39) Message boards : Number crunching : Running Rosetta on Raspberry Pi 3B+ (how to guide) (Message 95064)
Posted 21 Apr 2020 by bkil
Post:
I've read a test some time ago that compared wifi vs. Bluetooth tethering from a phone and for light browsing use cases, Bluetooth consumed way less. Unfortunately I couldn't find this reference right now.

Also Bluetooth 4/5 has been designed for always-on operation and should vastly improve on power efficiency still, so I wouldn't be surprised if it would still be the winner. How to set it up is another question, I think you would be a pioneer in that as very few use Bluetooth, it seems.

As wifi also has power saving (correct AP settings can improve this), so the claimed ~100mW idling consumption sounds plausible. Even if Bluetooth consumed 1/10th as much. consider that if you modulated this to connect only in 1/48th of the time, the average again comes down to 2mW where we are nearing diminishing returns (compared to 300mW ethernet and the 5W Pi itself). I think the LEDs should also consume about 25mW each.
40) Message boards : Number crunching : Running Rosetta on Raspberry Pi 3B+ (how to guide) (Message 95043)
Posted 21 Apr 2020 by bkil
Post:
If you look at the Raspberry Pi 3 of the original poster, you can see that it is crunching correctly without an issue:


We can only tell how the power efficiency of a Pi3 vs. Pi3 vs Ryzen compare if somebody posts power consumption estimates after having done every available power optimization step.

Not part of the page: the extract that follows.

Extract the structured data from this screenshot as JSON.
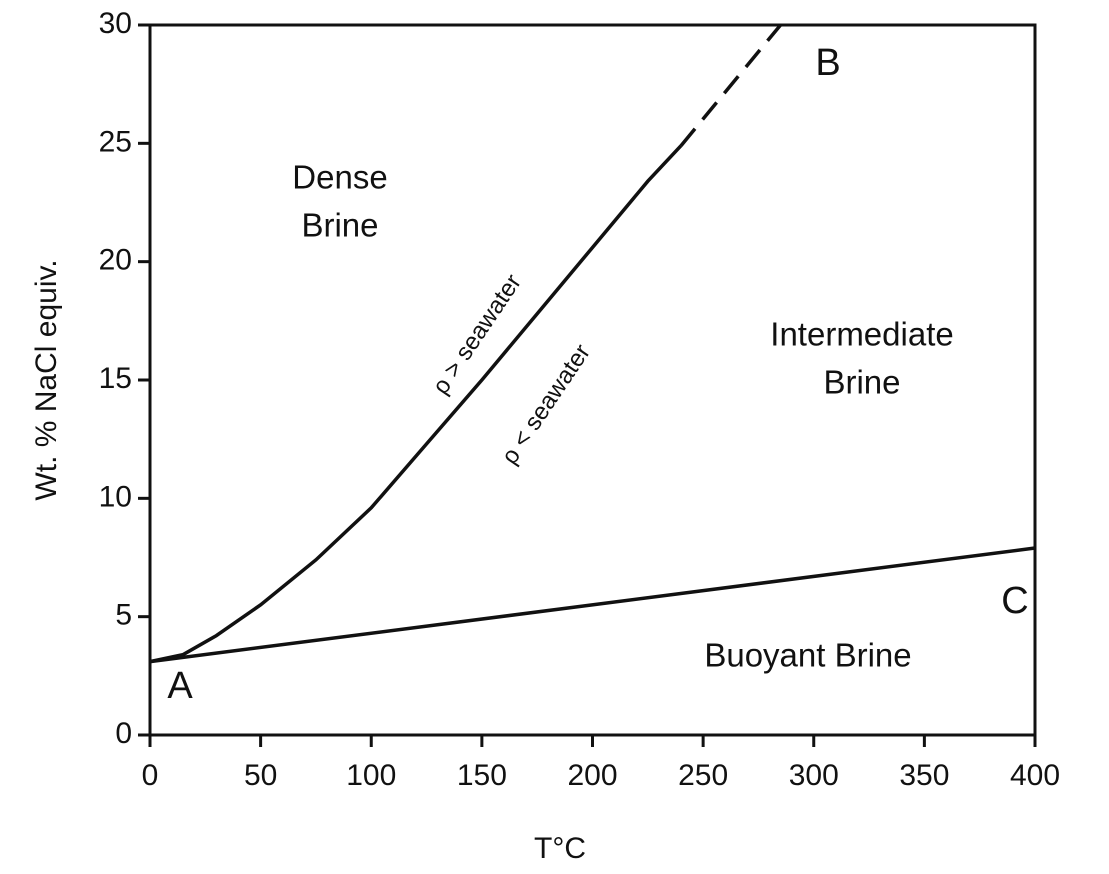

For best results, you should have an AP in each room you are placing a node in. You may consider connecting them either via cabling or by configuring them to be WDS repeaters or mesh routers, ideally on a separate backhaul band if it is dual band. OpenWrt can do all this on many cheap routers. You can get a cheap OpenWrt-capable wifi router with external antenna for $5-10, it is usually much more reliable in most use cases to spread out three of these in your house on separate channels than to try to purchase the most powerful one available.

Just for kicks, you may even experiment with building a Bluetooth piconet, Wifi P2P Direct or mesh networking between the Pi nodes as well, not sure how well its hardware is suitable for this.